PHILADELPHIA — And so after an agonizing four months, we have arrived here to thaw out Campaign 2000.
More than 2,000 Republican delegates and 15,000 journalists have come to watch our presidential race - locked in the deep freeze since George W. Bush and Al Gore secured their respective nominations - (we desperately hope) heat up.
And while much of America seems to be greeting this convention with a collective yawn, the event is huge news here.
For Philadelphia, often the forgotten child of East Coast cities, the convention is a chance to have the spotlight to itself. And the city is doing what it can to make the most of the event. If you have a sign, they have the bunting.
The last time this town was this excited the Eagles were in the Superbowl and Sylvester Stallone was a star.
Seeing as we are in the city of Brotherly Love, we can expect to hear the theme from "Rocky" a lot over the next few days on TV and in the convention hall - it is this city's unofficial soundtrack. And in all likelihood we'll hear more than a few speeches and commentaries that liken George W. to Rocky Balboa, Stallone's film alter ego. We'll hear how he can take a punch, how he never stops fighting, how he has the heart of a winner. It is to be expected. It's that or compare the man to a cheese steak.
Of course, the Rocky metaphor is a poor fit for Bush. He isn't really an underdog; he's ahead. He isn't the challenger out of nowhere; he's the son of a former president. He isn't a boxer. He isn't from Philadelphia. And he is, thankfully, not in the habit of uttering the word "Yo."
But why be so literal? In the larger scheme of things, this convention is just like Rocky - or at least a Rocky movie. There will be flash and flare.
There will be moments that pull on the heart strings. And there will be an attempt to create something exciting even though we all know the outcome beforehand.
This is all well and good. In fact, these days the Hollywood action movie formula is the goal of any political convention - Republican or Democratic.
We meet our man, we learn about his life, his struggles and how he overcame them, and in the end he stands on the stage, foes vanquished, victorious.

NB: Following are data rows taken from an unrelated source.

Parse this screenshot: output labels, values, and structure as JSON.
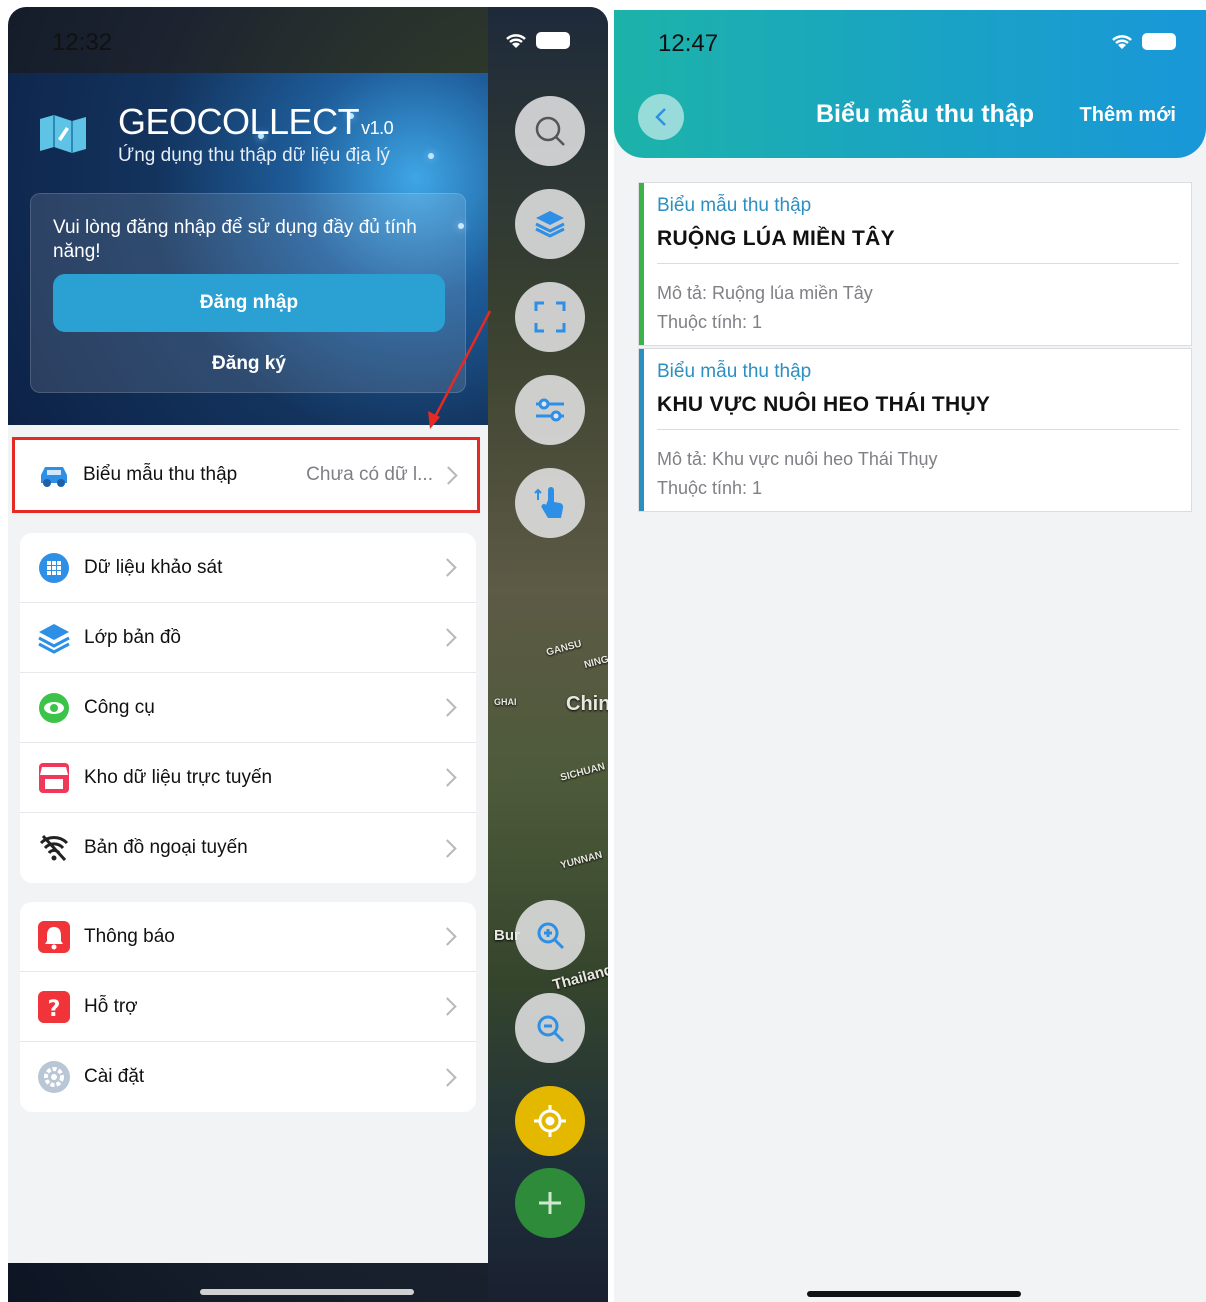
{
  "left_screen": {
    "status": {
      "time": "12:32"
    },
    "drawer": {
      "app_title": "GEOCOLLECT",
      "app_version": "v1.0",
      "app_subtitle": "Ứng dụng thu thập dữ liệu địa lý",
      "login_message": "Vui lòng đăng nhập để sử dụng đầy đủ tính năng!",
      "login_button": "Đăng nhập",
      "register_button": "Đăng ký"
    },
    "highlighted_item": {
      "label": "Biểu mẫu thu thập",
      "value": "Chưa có dữ l..."
    },
    "menu_group_1": [
      {
        "label": "Dữ liệu khảo sát",
        "icon": "grid-icon"
      },
      {
        "label": "Lớp bản đồ",
        "icon": "layers-icon"
      },
      {
        "label": "Công cụ",
        "icon": "eye-icon"
      },
      {
        "label": "Kho dữ liệu trực tuyến",
        "icon": "store-icon"
      },
      {
        "label": "Bản đồ ngoại tuyến",
        "icon": "wifi-off-icon"
      }
    ],
    "menu_group_2": [
      {
        "label": "Thông báo",
        "icon": "bell-icon"
      },
      {
        "label": "Hỗ trợ",
        "icon": "help-icon"
      },
      {
        "label": "Cài đặt",
        "icon": "settings-icon"
      }
    ],
    "map_labels": [
      "China",
      "GANSU",
      "NING",
      "SICHUAN",
      "YUNNAN",
      "Thailand",
      "Bur",
      "GHAI"
    ],
    "colors": {
      "accent": "#2aa0d3",
      "highlight_border": "#e52a24",
      "locate_button": "#e5b800",
      "add_button": "#2e8b3a"
    }
  },
  "right_screen": {
    "status": {
      "time": "12:47"
    },
    "header": {
      "title": "Biểu mẫu thu thập",
      "add_button": "Thêm mới"
    },
    "forms": [
      {
        "kicker": "Biểu mẫu thu thập",
        "title": "RUỘNG LÚA MIỀN TÂY",
        "description": "Mô tả: Ruộng lúa miền Tây",
        "attributes": "Thuộc tính: 1",
        "bar_color": "#3cb34a"
      },
      {
        "kicker": "Biểu mẫu thu thập",
        "title": "KHU VỰC NUÔI HEO THÁI THỤY",
        "description": "Mô tả: Khu vực nuôi heo Thái Thụy",
        "attributes": "Thuộc tính: 1",
        "bar_color": "#2b8fbf"
      }
    ],
    "colors": {
      "header_start": "#1cb3a9",
      "header_end": "#1997d9"
    }
  }
}
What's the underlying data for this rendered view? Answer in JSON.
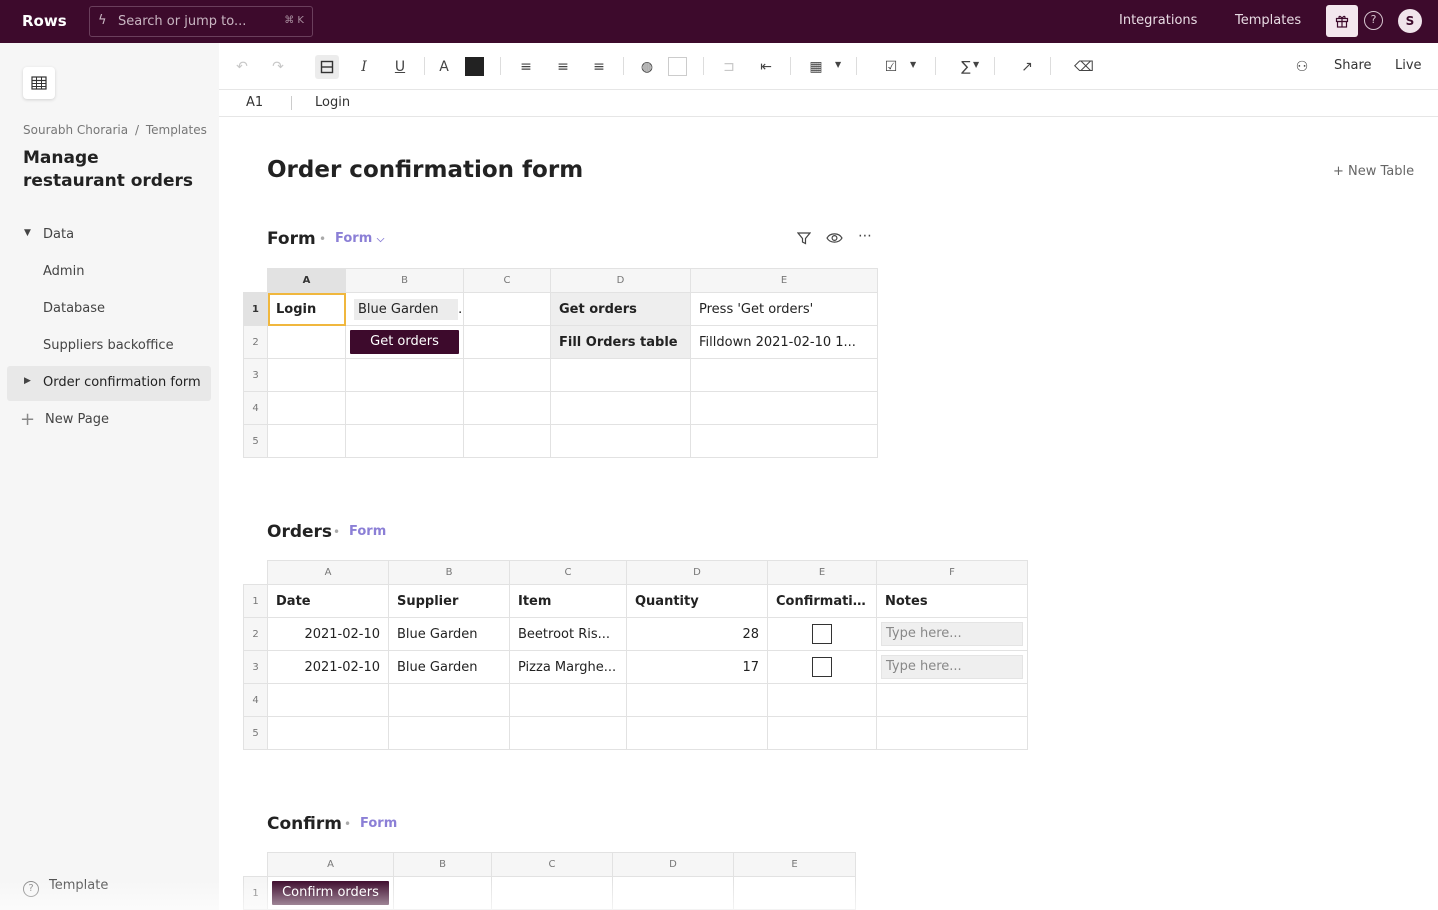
{
  "app": {
    "logo": "Rows",
    "search_placeholder": "Search or jump to...",
    "search_shortcut": "⌘ K",
    "nav_integrations": "Integrations",
    "nav_templates": "Templates",
    "avatar_initial": "S",
    "brand_color": "#3d0a2c"
  },
  "sidebar": {
    "breadcrumb_owner": "Sourabh Choraria",
    "breadcrumb_sep": "/",
    "breadcrumb_folder": "Templates",
    "doc_title": "Manage restaurant orders",
    "items": [
      {
        "label": "Data"
      },
      {
        "label": "Admin"
      },
      {
        "label": "Database"
      },
      {
        "label": "Suppliers backoffice"
      },
      {
        "label": "Order confirmation form"
      },
      {
        "label": "New Page"
      }
    ],
    "footer": "Template"
  },
  "toolbar": {
    "share": "Share",
    "live": "Live"
  },
  "formula_bar": {
    "cell_ref": "A1",
    "value": "Login"
  },
  "page": {
    "title": "Order confirmation form",
    "new_table": "+ New Table"
  },
  "tables": {
    "form": {
      "title": "Form",
      "view": "Form",
      "columns": [
        "A",
        "B",
        "C",
        "D",
        "E"
      ],
      "rows": [
        "1",
        "2",
        "3",
        "4",
        "5"
      ],
      "a1": "Login",
      "b1": "Blue Garden",
      "b2_button": "Get orders",
      "d1": "Get orders",
      "e1": "Press 'Get orders'",
      "d2": "Fill Orders table",
      "e2": "Filldown 2021-02-10 1..."
    },
    "orders": {
      "title": "Orders",
      "view": "Form",
      "columns": [
        "A",
        "B",
        "C",
        "D",
        "E",
        "F"
      ],
      "rows": [
        "1",
        "2",
        "3",
        "4",
        "5"
      ],
      "headers": [
        "Date",
        "Supplier",
        "Item",
        "Quantity",
        "Confirmation",
        "Notes"
      ],
      "data": [
        {
          "date": "2021-02-10",
          "supplier": "Blue Garden",
          "item": "Beetroot Ris...",
          "quantity": "28",
          "confirmed": false,
          "notes_placeholder": "Type here..."
        },
        {
          "date": "2021-02-10",
          "supplier": "Blue Garden",
          "item": "Pizza Marghe...",
          "quantity": "17",
          "confirmed": false,
          "notes_placeholder": "Type here..."
        }
      ]
    },
    "confirm": {
      "title": "Confirm",
      "view": "Form",
      "columns": [
        "A",
        "B",
        "C",
        "D",
        "E"
      ],
      "rows": [
        "1"
      ],
      "a1_button": "Confirm orders"
    }
  }
}
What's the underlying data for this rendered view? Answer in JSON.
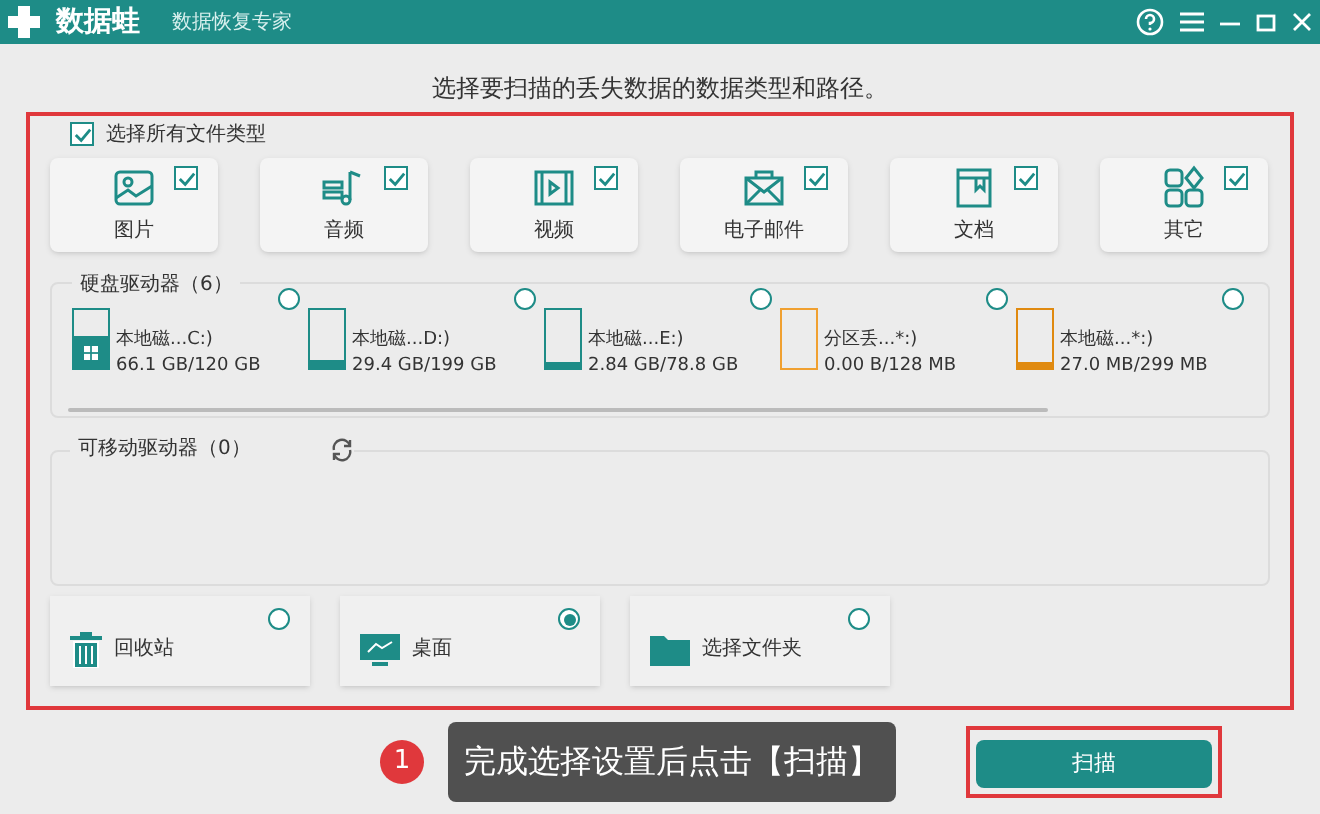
{
  "window": {
    "app_name": "数据蛙",
    "subtitle": "数据恢复专家"
  },
  "heading": "选择要扫描的丢失数据的数据类型和路径。",
  "select_all": {
    "label": "选择所有文件类型",
    "checked": true
  },
  "file_types": [
    {
      "kind": "image",
      "label": "图片",
      "checked": true
    },
    {
      "kind": "audio",
      "label": "音频",
      "checked": true
    },
    {
      "kind": "video",
      "label": "视频",
      "checked": true
    },
    {
      "kind": "email",
      "label": "电子邮件",
      "checked": true
    },
    {
      "kind": "document",
      "label": "文档",
      "checked": true
    },
    {
      "kind": "other",
      "label": "其它",
      "checked": true
    }
  ],
  "hard_drives": {
    "title": "硬盘驱动器（6）",
    "drives": [
      {
        "name": "本地磁...C:)",
        "size": "66.1 GB/120 GB",
        "level": 0.55,
        "color": "#1e8c87",
        "system": true,
        "selected": false
      },
      {
        "name": "本地磁...D:)",
        "size": "29.4 GB/199 GB",
        "level": 0.15,
        "color": "#1e8c87",
        "system": false,
        "selected": false
      },
      {
        "name": "本地磁...E:)",
        "size": "2.84 GB/78.8 GB",
        "level": 0.04,
        "color": "#1e8c87",
        "system": false,
        "selected": false
      },
      {
        "name": "分区丢...*:)",
        "size": "0.00  B/128 MB",
        "level": 0,
        "color": "#f0a030",
        "system": false,
        "selected": false
      },
      {
        "name": "本地磁...*:)",
        "size": "27.0 MB/299 MB",
        "level": 0.1,
        "color": "#e08a10",
        "system": false,
        "selected": false
      }
    ]
  },
  "removable_drives": {
    "title": "可移动驱动器（0）"
  },
  "locations": [
    {
      "kind": "recycle",
      "label": "回收站",
      "selected": false
    },
    {
      "kind": "desktop",
      "label": "桌面",
      "selected": true
    },
    {
      "kind": "folder",
      "label": "选择文件夹",
      "selected": false
    }
  ],
  "callout": {
    "number": "1",
    "text": "完成选择设置后点击【扫描】"
  },
  "scan_button": "扫描"
}
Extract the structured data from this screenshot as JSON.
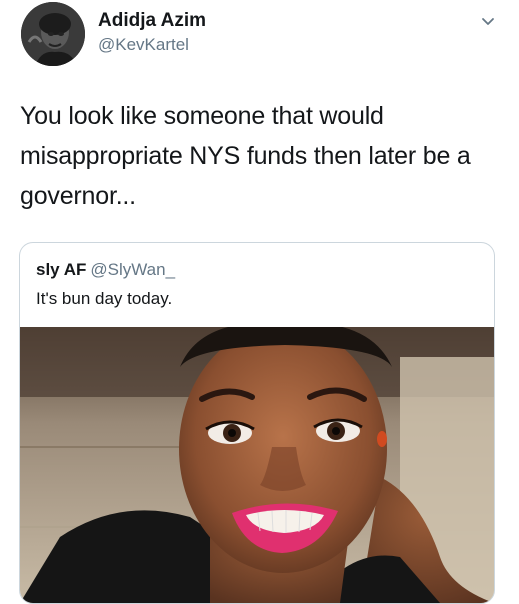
{
  "tweet": {
    "author": {
      "display_name": "Adidja Azim",
      "handle": "@KevKartel"
    },
    "text": "You look like someone that would misappropriate NYS funds then later be a governor...",
    "menu_icon": "chevron-down-icon"
  },
  "quoted_tweet": {
    "display_name": "sly AF",
    "handle": "@SlyWan_",
    "text": "It's bun day today."
  },
  "colors": {
    "secondary_text": "#657786",
    "border": "#ccd6dd",
    "lipstick": "#e0306f"
  }
}
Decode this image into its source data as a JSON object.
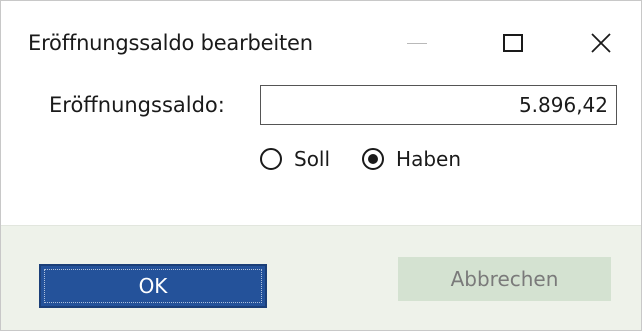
{
  "window": {
    "title": "Eröffnungssaldo bearbeiten",
    "controls": {
      "minimize": "minimize",
      "maximize": "maximize",
      "close": "close"
    }
  },
  "form": {
    "label": "Eröffnungssaldo:",
    "amount_value": "5.896,42",
    "options": [
      {
        "label": "Soll",
        "selected": false
      },
      {
        "label": "Haben",
        "selected": true
      }
    ]
  },
  "buttons": {
    "ok_label": "OK",
    "cancel_label": "Abbrechen"
  },
  "colors": {
    "ok_bg": "#24529a",
    "cancel_bg": "#d4e2d1",
    "footer_bg": "#eef2ea"
  }
}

We are ready for the sequel, coming to our television this November. But Bush and the GOP have to be careful. Formula is fine, especially when you're out front, but it can hold dangers.
The last time the Republicans held their convention in Philadelphia was 1948 and the circumstances were similar: A popular Republican governor took the nomination and prepared to ride an overwhelming lead to victory over a maligned Democrat. The nominee's name was, of course, Thomas Dewey and his opponent was Harry Truman.
There are obvious differences in the times, the men, and media of today, but there are some disturbing parallels if you are a George W. supporter.
In large part, Dewey wound up losing his race because he sat back and coasted. His campaign didn't provide many chances for errors, but it was based more on riding a lead than reaching out.
For all the talk of a bold new agenda - every candidate's favorite promise - there are not a lot of signs in the Bush camp of bold anything. The GOP platform looks an awful lot like the platforms of 1996 and 1992.
And the cabinet Bush has in tow with him here - Dick Cheney, Colin Powell, perhaps Lynne Cheney - seems more designed to inspire nostalgia than change.
In the next few days Bush and his surrogates have to begin to reach beyond simply outlining ideas in platitudes. They have to begin to explain, in real terms, a compelling rationale for his candidacy.
In other words: Why him?
Bush maintains he is a different kind of Republican; he must begin to explain how.
What does "compassionate conservative" really mean? Is Bush, as he said last week, a Dick Cheney conservative? Or is he, as he stressed earlier, a Tommy Thompson/John Engler moderate? And most important, what exactly is it that makes him either one?
If Bush doesn't use Philadelphia to begin to answer a few of these questions, he does so at his own risk.
The temptation is to cruise; but if he does, he may find himself trapped in a different sort of Rocky dilemma - trapped in a sequel of a story Republicans would rather forget.